Independence Day arrived on July 2 this year for California medical marijuana dispensary operators and the patients who obtain medicine from them after the Second District Court of Appeal ruled on Monday that state law protects medicinal cannabis dispensaries and local cities and counties cannot ban them.

The case that spawned the decision was County of Los Angeles v Alternative Medicinal Cannabis Collective and the appellate court explained how they logically arrived at their ruling by a careful (though frankly obvious) perusal of a particular section of California’s medical pot law:

The Must Try legend.

“The repeated use of the term ‘dispensary’ throughout [Health and Safety Code (HSC) section 11362.768] and the reference in subdivision (e) to a ‘storefront or mobile retail outlet’ make it abundantly clear that the medical marijuana collectives authorized by section 11362.775 are permitted by state law to perform a dispensary function.”
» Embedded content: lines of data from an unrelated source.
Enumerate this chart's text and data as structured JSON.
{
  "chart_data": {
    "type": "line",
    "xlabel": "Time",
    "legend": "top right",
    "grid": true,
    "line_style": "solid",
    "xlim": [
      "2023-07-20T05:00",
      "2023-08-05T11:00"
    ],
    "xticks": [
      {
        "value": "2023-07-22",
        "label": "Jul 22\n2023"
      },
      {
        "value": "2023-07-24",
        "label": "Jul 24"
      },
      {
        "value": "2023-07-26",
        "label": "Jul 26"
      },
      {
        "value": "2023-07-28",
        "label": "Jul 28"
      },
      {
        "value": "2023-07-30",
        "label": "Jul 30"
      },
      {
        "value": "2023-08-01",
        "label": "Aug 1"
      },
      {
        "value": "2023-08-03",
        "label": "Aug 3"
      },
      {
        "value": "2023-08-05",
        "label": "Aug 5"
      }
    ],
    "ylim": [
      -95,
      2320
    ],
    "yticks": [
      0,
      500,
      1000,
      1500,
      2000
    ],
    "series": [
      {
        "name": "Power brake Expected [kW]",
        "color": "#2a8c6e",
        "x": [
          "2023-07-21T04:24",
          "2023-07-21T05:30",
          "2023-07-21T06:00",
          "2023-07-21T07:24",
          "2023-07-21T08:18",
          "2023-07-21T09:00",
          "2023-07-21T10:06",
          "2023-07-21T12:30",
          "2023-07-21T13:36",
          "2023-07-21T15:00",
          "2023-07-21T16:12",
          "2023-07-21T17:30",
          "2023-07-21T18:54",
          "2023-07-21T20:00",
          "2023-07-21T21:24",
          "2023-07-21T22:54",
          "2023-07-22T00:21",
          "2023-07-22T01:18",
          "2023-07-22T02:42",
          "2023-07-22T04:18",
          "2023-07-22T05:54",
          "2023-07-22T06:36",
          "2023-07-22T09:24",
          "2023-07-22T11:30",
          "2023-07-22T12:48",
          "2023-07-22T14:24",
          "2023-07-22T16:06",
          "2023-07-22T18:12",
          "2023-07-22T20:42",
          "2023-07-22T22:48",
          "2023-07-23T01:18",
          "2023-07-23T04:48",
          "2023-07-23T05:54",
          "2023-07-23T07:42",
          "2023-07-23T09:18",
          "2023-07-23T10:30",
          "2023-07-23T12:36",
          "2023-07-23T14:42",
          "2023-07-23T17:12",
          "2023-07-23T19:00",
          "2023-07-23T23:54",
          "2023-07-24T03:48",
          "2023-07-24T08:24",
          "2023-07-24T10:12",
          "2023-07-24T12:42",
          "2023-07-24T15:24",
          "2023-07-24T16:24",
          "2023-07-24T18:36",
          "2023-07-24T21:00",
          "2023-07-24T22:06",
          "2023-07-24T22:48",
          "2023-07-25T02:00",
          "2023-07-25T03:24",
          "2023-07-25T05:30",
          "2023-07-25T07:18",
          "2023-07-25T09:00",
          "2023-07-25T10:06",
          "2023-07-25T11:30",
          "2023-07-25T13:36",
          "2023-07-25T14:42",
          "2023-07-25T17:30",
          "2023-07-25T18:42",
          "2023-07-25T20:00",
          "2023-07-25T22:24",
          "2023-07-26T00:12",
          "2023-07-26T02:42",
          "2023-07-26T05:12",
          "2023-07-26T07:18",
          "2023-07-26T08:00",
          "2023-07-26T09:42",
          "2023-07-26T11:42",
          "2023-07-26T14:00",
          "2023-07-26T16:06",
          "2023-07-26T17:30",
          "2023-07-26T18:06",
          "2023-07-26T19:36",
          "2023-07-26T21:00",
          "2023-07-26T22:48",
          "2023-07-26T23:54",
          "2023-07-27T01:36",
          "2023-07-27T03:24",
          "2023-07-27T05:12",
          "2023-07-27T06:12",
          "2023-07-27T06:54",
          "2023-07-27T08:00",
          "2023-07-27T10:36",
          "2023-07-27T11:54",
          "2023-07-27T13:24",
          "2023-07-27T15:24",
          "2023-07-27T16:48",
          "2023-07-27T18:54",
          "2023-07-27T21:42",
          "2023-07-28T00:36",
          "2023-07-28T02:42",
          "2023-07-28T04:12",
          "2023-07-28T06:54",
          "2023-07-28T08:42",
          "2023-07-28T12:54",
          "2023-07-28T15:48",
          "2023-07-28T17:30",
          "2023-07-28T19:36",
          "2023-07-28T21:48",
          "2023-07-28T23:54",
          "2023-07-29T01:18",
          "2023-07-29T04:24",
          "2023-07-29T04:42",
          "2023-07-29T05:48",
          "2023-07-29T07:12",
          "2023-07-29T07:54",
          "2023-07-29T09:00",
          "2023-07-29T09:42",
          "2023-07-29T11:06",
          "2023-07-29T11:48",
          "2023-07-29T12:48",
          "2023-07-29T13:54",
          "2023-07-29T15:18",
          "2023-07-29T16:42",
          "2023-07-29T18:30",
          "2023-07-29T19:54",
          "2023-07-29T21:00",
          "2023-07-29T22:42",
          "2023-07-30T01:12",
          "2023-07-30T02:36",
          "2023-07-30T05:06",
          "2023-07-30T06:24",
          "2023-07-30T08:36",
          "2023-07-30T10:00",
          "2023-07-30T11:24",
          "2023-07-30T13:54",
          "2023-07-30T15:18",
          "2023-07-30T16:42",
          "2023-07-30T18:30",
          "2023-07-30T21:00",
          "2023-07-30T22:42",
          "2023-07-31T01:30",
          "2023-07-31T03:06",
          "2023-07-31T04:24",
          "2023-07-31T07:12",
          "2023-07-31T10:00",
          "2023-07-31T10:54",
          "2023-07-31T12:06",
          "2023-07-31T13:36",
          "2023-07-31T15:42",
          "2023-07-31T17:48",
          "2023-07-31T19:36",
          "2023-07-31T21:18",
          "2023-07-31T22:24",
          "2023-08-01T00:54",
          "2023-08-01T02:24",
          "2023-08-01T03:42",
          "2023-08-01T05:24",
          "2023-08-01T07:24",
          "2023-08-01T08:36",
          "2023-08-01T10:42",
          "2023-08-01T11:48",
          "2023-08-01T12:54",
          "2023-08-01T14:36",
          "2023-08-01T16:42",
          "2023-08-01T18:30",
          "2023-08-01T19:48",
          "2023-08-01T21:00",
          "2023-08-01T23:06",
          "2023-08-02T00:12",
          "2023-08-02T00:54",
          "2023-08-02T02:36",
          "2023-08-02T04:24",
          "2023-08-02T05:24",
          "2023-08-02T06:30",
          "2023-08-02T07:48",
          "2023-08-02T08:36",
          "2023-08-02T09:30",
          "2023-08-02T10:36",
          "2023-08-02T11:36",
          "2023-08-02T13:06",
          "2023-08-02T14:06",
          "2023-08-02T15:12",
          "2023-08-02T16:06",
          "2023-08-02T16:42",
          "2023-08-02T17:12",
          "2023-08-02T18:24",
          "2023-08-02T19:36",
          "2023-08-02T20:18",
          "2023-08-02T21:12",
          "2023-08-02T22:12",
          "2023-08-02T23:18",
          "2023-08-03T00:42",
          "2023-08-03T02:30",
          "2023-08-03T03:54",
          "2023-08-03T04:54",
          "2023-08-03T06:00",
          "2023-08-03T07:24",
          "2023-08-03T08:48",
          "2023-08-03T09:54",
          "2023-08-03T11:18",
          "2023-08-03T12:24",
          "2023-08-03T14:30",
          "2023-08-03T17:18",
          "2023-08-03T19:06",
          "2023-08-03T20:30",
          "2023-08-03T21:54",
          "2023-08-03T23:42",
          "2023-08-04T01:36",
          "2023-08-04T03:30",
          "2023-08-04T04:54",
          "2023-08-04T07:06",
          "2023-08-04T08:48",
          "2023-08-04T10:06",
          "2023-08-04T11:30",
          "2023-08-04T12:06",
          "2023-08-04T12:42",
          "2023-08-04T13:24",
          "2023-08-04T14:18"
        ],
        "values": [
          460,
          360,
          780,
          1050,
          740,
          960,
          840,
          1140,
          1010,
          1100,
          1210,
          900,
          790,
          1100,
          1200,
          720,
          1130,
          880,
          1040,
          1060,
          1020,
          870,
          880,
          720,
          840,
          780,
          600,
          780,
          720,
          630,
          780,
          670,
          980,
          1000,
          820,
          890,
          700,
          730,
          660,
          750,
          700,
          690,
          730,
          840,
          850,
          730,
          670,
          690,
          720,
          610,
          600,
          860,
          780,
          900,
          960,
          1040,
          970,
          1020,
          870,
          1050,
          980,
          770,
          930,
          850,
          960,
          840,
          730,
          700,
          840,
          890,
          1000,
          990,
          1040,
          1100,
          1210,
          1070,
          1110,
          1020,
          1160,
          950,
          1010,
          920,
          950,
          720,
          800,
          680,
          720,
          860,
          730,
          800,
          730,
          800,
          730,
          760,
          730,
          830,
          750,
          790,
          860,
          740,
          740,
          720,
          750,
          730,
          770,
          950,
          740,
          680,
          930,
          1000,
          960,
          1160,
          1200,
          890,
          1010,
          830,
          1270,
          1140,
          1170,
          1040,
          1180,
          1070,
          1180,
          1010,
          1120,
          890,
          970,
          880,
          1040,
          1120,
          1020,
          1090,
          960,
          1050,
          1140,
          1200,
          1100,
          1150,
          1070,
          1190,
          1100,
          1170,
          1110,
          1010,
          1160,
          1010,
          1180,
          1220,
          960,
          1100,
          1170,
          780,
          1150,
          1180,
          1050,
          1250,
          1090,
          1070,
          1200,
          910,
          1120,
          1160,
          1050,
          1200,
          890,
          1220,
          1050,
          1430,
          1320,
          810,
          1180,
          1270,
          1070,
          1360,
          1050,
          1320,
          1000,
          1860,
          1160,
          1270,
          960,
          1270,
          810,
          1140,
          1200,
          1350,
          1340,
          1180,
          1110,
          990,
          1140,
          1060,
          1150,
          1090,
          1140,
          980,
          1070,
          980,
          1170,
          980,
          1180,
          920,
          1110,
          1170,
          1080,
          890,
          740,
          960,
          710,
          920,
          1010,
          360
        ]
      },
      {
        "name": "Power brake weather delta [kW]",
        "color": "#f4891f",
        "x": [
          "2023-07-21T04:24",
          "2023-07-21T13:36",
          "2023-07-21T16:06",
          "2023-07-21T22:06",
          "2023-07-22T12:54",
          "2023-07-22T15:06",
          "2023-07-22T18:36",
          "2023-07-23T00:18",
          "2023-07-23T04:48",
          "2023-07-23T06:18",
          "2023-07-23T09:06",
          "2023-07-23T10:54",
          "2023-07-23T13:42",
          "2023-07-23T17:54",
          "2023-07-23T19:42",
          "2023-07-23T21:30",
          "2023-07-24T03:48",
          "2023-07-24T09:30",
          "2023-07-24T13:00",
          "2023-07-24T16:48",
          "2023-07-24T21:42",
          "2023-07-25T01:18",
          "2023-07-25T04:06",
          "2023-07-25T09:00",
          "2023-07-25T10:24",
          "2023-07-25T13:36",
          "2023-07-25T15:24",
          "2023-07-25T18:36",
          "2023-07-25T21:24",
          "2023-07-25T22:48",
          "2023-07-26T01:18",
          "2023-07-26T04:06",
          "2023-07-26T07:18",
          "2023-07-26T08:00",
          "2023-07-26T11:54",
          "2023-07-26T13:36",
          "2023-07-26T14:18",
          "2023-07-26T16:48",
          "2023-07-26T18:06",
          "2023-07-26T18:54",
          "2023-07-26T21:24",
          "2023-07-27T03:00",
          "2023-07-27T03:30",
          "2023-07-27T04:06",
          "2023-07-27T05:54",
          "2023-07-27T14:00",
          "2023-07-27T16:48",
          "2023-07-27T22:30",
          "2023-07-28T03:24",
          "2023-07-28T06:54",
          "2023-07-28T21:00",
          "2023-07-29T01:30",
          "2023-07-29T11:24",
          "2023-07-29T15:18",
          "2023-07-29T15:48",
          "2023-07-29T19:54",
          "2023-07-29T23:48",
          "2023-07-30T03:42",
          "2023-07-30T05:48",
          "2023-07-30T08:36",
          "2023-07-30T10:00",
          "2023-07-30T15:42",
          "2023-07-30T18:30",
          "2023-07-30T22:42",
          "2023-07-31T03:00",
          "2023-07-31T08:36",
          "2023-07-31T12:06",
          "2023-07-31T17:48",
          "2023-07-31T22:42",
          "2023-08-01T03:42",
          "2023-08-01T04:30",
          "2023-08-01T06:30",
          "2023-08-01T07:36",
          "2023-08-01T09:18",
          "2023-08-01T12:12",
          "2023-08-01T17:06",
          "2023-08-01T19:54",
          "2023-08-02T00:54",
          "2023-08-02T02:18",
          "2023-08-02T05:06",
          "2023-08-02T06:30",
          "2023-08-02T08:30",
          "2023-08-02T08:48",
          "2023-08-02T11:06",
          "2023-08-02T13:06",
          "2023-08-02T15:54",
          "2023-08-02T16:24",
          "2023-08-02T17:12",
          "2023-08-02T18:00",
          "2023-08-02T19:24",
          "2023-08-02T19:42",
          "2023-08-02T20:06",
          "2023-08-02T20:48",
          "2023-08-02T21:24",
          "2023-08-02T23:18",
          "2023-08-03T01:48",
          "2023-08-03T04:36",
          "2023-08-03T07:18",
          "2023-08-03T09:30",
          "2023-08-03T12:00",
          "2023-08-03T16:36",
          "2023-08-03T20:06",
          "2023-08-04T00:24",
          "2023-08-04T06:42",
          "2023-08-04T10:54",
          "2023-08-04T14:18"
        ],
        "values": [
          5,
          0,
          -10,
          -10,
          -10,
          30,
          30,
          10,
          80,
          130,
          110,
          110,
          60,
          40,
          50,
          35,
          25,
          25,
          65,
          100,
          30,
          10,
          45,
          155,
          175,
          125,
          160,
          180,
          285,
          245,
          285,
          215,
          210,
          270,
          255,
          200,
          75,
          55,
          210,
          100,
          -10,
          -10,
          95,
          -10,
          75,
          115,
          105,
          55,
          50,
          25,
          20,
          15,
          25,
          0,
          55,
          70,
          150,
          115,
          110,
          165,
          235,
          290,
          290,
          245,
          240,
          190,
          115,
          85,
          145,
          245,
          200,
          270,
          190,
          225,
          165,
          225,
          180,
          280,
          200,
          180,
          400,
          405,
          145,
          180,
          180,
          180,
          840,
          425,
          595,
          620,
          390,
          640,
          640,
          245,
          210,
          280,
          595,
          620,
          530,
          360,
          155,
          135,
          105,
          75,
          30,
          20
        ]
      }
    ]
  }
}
Just as the U.S. government uses the argument that “federal law preempts state law” to justify their raids on pot dispensaries, here we have state law preempting any city and county ordinances that would seek to completely ban dispensaries. While HSC 11362.768 does allow cities and counties to restrict locales of dispensaries (for instance, away from schools), it does not grant them power to ban them outright.

Another positive outcome of this ruling is that the Los Angeles City Council was expected to ban all dispensaries on July 24, but such a ban is now prohibited by the appellate court ruling. Unfortunately, this state ruling will not likely have any impact on the federal government’s aforementioned crackdown on medical pot that has been ongoing since October ’11 in which a reported 500 to 650 dispensaries (out of an estimated 1400 total) have been shut down. But for those dispensaries that remain, especially in heavily populated Los Angeles, this appellate court ruling was like an early fireworks show for pot patients and providers statewide.